Relevant too is the controversy still surrounding the 22 appointments he made to State boards. How many went through a public advertisement process?
Is he the best person to lead Labour, which is now the tiniest ‘socialist’ parliamentary party in Europe? After all, who can forget his extraordinary apology for having screwed up the most significant change to local government in over a hundred years: the scrapping of 80 town councils? He later admitted he made a mistake and had taken ‘his eye off the ball.’
Indeed, under proposals in the Labour Party’s election manifesto, he lobbied to have some of the councils re-established, including that of Wexford where he has been a TD since 1987.

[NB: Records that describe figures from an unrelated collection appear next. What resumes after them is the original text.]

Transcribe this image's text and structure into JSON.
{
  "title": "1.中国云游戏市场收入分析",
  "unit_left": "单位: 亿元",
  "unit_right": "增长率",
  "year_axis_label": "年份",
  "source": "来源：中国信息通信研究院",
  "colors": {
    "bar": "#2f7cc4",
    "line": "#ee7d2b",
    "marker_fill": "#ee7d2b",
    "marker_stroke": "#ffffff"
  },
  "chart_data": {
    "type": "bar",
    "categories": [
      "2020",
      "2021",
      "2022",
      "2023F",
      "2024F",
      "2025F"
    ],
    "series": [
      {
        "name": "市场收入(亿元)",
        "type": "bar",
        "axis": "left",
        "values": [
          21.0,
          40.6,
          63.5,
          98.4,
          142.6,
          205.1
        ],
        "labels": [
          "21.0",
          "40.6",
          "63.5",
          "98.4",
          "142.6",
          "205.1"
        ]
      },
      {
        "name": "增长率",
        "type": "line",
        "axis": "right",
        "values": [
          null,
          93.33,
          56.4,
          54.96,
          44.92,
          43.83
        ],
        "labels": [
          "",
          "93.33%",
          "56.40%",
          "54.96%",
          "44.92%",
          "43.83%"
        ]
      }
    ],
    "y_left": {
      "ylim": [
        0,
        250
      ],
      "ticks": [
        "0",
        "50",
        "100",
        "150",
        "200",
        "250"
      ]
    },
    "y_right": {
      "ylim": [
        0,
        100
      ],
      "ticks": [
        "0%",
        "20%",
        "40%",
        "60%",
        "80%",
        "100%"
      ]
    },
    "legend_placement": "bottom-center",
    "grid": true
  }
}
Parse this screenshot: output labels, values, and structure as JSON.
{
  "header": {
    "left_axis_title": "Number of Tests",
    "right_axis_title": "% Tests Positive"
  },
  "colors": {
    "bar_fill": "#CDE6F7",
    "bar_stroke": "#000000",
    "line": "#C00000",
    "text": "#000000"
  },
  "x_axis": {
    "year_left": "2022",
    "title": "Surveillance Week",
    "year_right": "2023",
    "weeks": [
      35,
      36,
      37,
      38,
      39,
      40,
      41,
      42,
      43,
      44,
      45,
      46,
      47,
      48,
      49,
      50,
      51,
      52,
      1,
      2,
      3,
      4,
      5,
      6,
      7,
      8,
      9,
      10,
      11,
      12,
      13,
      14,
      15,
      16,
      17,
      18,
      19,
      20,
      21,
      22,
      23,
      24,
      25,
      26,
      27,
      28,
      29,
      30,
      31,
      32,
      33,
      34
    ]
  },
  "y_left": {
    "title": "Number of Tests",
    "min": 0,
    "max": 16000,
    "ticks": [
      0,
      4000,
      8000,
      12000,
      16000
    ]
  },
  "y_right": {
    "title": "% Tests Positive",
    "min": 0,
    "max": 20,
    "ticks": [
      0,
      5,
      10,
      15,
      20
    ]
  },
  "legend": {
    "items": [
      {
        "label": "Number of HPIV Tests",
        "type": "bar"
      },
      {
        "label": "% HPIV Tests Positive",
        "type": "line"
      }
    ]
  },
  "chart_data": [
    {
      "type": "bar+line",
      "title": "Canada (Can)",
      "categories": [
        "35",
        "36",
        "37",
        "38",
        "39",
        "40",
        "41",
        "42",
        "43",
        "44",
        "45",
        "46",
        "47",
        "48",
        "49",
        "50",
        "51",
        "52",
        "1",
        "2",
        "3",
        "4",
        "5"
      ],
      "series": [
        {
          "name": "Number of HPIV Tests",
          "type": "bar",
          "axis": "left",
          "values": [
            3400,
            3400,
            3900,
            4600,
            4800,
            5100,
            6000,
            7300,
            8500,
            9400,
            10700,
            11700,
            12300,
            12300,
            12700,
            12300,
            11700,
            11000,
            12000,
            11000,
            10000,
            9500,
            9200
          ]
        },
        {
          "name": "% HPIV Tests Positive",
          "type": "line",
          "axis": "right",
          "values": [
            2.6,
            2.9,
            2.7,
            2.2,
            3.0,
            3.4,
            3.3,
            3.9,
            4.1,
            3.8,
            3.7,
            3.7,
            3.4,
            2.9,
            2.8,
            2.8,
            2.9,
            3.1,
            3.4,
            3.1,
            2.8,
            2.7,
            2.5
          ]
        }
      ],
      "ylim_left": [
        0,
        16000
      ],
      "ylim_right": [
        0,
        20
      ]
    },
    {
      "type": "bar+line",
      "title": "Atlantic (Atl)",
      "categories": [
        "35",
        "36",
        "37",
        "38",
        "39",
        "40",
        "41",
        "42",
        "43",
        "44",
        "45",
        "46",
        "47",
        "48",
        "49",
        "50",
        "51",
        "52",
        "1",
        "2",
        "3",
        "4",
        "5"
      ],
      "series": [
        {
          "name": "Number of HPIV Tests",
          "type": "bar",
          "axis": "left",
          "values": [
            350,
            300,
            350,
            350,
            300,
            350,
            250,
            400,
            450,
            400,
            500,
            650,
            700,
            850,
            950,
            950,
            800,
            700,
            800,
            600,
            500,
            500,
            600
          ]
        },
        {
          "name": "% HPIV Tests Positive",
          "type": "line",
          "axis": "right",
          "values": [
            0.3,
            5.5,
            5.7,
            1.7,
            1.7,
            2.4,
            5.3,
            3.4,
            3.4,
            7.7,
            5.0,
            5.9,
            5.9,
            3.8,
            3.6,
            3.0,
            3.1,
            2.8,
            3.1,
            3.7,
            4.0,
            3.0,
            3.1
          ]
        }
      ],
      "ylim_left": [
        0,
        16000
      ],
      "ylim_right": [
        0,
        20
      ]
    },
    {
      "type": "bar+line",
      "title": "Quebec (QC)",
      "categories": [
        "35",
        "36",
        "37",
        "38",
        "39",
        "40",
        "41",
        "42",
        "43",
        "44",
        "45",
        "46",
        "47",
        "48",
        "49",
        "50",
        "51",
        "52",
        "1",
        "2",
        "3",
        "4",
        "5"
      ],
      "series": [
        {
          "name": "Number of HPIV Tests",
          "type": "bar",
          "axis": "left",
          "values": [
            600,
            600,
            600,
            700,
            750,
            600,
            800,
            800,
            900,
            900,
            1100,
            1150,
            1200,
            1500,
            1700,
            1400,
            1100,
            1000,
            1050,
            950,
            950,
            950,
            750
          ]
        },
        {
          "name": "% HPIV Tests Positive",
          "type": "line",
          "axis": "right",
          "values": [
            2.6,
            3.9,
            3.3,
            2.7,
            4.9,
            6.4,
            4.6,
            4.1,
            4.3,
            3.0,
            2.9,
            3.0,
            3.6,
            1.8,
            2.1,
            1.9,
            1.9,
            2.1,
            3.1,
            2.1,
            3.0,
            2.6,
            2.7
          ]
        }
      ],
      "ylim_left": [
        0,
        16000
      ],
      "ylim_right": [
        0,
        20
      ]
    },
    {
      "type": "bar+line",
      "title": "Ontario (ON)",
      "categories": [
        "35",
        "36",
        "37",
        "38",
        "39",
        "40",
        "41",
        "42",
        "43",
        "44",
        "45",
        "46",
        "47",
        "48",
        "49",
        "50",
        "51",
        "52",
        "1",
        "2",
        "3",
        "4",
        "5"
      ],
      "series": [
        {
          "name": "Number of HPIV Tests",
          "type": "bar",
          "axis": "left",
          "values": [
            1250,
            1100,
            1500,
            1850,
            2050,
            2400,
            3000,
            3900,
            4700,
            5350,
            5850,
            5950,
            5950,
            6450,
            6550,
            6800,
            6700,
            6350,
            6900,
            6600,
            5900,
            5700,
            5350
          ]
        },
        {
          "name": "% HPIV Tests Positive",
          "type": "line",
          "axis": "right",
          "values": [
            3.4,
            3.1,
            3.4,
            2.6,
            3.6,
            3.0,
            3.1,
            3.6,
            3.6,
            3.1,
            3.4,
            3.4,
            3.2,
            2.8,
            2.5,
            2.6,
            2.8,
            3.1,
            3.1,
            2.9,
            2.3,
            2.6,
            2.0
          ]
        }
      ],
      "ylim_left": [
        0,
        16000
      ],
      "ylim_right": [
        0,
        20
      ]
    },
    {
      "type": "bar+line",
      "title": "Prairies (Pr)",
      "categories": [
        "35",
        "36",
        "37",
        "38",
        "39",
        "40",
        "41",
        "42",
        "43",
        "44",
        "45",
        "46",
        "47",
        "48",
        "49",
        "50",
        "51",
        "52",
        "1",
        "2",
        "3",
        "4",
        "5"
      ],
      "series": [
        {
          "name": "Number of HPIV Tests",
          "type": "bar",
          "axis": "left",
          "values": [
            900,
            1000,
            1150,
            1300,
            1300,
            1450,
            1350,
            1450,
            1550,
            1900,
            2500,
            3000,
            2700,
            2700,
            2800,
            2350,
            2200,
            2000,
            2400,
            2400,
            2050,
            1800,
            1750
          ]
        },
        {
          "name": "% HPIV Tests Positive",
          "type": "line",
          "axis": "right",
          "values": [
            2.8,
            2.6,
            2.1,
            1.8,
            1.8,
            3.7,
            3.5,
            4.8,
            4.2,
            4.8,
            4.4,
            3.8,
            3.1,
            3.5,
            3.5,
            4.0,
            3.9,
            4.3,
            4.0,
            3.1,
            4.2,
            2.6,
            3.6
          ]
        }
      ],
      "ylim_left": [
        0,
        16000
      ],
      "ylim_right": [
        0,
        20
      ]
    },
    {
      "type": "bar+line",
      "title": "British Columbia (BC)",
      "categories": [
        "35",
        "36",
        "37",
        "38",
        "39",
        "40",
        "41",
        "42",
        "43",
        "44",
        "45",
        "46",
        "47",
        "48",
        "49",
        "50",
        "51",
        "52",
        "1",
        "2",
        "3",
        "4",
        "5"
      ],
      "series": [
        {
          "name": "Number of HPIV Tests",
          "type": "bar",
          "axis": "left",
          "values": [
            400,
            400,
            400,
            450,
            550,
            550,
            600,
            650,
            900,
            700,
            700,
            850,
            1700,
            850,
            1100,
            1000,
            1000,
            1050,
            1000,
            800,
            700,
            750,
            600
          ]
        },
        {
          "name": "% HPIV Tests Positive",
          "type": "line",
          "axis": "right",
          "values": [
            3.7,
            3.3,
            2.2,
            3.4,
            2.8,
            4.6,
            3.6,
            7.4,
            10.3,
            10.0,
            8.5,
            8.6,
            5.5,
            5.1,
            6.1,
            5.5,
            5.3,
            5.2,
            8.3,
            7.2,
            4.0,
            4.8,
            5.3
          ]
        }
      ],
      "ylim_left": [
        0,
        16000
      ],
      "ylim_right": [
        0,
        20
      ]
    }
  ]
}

Nonetheless, by no means is Howlin a political ‘wally’ and, for old stock Labourites (what’s left of them), his heart is in the right place. He’s a great admirer of Brendan Corish, former leader of the party (Those long enough in the tooth will remember Corish’s ‘Seventies will be Socialist’ guff when at the time he was a secret member of the Knights of Columbanus).
That aside, let’s hope Howlin’s horticultural strategy will help ‘regrow’ his party without disease, rot or, worse of all, withering setting in!
If anyone thinks hypocrisy is a wholetime job for the Labour Party, bear in mind the antics of the Soldiers of Destiny. In 2009 and 2010, Micheál Martin supported water charges, but before the February general election he opposed water charges.
Last month, he said people should pay their latest Irish Water bill and, two weeks ago, he supported the FG government in order to defeat a SF led motion to end water charges. It really is amazing how many people are shocked by honesty!